Can you name the details of your life?  What is beautiful?  What needs work to shine?

What beauty can we find in the "big picture" perspective?

What is more beautiful to you:  The detail or the big picture?

Can each perspective have its own beauty?  


Back to the details -- we notice each moss and each lichen.

Lungwort Lichen



Oakmoss Lichen



A Rhododendron for which nearby Rhododendron, Oregon is named, springs from the strip of shrubs lining the track.  Look for large, spacious blossoms in spring.


On the left is the gate to a house.  On the right is the clearcut.  We return to the settlement that is a mixture of nature and man


Time to sit a while and eat.  We like to eat at the Zig Zag Mountain Store and Cafe lovingly restored from 100 years ago.



The owner of this cafe serves fresh homemade cobblers and pies as well as a delicious Mountain Man Pizza with fresh peppers and lots of spicy meat.  They run out of the pie and cobbler by late afternoon as they prefer to serve only freshly made pie

Sit by the window looking over Bear Creek.  Eat.  Whether you are weary from cold and rain or snow or you are tired, just sitting here will refresh the weary soul.  The tasty fresh food nurtures your body.

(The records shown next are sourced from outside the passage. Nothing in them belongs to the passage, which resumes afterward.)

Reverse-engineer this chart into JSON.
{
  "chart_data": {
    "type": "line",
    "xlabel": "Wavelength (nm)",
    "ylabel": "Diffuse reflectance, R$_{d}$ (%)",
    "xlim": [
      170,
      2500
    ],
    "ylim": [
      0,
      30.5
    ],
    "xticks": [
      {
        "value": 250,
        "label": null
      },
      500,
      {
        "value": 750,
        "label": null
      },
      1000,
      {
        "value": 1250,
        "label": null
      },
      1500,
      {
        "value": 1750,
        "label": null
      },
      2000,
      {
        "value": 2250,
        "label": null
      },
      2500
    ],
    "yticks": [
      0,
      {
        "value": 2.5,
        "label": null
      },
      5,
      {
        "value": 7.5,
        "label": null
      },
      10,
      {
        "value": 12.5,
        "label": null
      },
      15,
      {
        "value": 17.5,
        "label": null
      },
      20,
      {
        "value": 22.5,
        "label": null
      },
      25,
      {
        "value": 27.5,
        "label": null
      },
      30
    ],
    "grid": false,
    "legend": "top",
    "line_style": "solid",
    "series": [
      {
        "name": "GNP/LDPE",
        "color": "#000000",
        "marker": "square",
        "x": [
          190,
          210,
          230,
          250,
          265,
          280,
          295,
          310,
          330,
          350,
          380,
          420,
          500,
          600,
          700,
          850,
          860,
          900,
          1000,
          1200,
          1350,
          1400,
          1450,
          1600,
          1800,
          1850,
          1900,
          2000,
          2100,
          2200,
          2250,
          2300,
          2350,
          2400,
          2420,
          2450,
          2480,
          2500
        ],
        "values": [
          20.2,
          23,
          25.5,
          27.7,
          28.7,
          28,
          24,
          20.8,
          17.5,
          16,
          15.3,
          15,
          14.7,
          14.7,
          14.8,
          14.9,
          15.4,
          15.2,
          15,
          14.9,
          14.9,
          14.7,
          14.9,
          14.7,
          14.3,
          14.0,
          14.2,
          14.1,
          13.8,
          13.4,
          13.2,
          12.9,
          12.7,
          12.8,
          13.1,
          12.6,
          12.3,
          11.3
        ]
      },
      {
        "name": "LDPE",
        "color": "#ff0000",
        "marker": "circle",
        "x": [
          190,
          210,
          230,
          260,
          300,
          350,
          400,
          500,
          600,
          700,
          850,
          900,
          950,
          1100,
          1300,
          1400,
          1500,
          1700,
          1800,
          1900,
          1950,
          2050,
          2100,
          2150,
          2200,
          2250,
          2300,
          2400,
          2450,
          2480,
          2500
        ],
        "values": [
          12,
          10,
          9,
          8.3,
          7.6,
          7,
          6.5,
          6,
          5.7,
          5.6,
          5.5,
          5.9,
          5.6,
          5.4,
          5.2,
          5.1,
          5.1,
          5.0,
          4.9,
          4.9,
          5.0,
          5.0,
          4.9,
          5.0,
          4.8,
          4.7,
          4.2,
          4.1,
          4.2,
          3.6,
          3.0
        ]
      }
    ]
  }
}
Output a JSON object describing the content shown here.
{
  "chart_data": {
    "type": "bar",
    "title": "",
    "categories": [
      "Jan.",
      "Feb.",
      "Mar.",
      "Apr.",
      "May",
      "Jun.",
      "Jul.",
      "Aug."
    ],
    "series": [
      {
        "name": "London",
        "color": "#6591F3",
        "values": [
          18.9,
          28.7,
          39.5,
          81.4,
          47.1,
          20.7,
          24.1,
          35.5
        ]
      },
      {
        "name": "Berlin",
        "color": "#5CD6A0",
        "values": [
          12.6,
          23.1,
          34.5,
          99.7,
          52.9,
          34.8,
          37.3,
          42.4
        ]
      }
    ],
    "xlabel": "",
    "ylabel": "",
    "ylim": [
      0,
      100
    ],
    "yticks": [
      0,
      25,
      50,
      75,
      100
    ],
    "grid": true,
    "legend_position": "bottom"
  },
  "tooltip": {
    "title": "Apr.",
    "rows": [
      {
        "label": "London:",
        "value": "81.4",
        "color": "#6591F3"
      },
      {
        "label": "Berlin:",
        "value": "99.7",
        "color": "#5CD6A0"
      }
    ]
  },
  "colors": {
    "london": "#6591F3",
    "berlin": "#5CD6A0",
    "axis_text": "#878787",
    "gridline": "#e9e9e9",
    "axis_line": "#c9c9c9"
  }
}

A ramble among the foothills and backroad byways of Mt. Hood heals the wounded soul and gives space to express feelings to strong for humans to understand.



But you don't need the cafe.  You can make an inexpensive feast on your own.

Bring a picnic meal, table doth or bath towel or two, and sit in the car or among the boulders along the Sandy River.  I like to buy a baguette of bread from St. Honore bakery in Portland, bring homemade brownies or chocolate chip cookie bars easy to serve from a metal baking pan, homemade ice tea in summer, hot tea in winter, cheese spread which can be obtained cheaply from Grocery Outlet,and garnish these foods with fresh apples in the fall, satsumas in winter, strawberries in spring, or melon in summer.

Reflections of the survivor or anyone in need of self care:

Life can be challenging and dramatic, but we can and must make time for rest -- not watching television or playing on the computer, but a deeper rest found by unplugging from electronics and communing in nature.

What do you do to unplug and recharge your soul?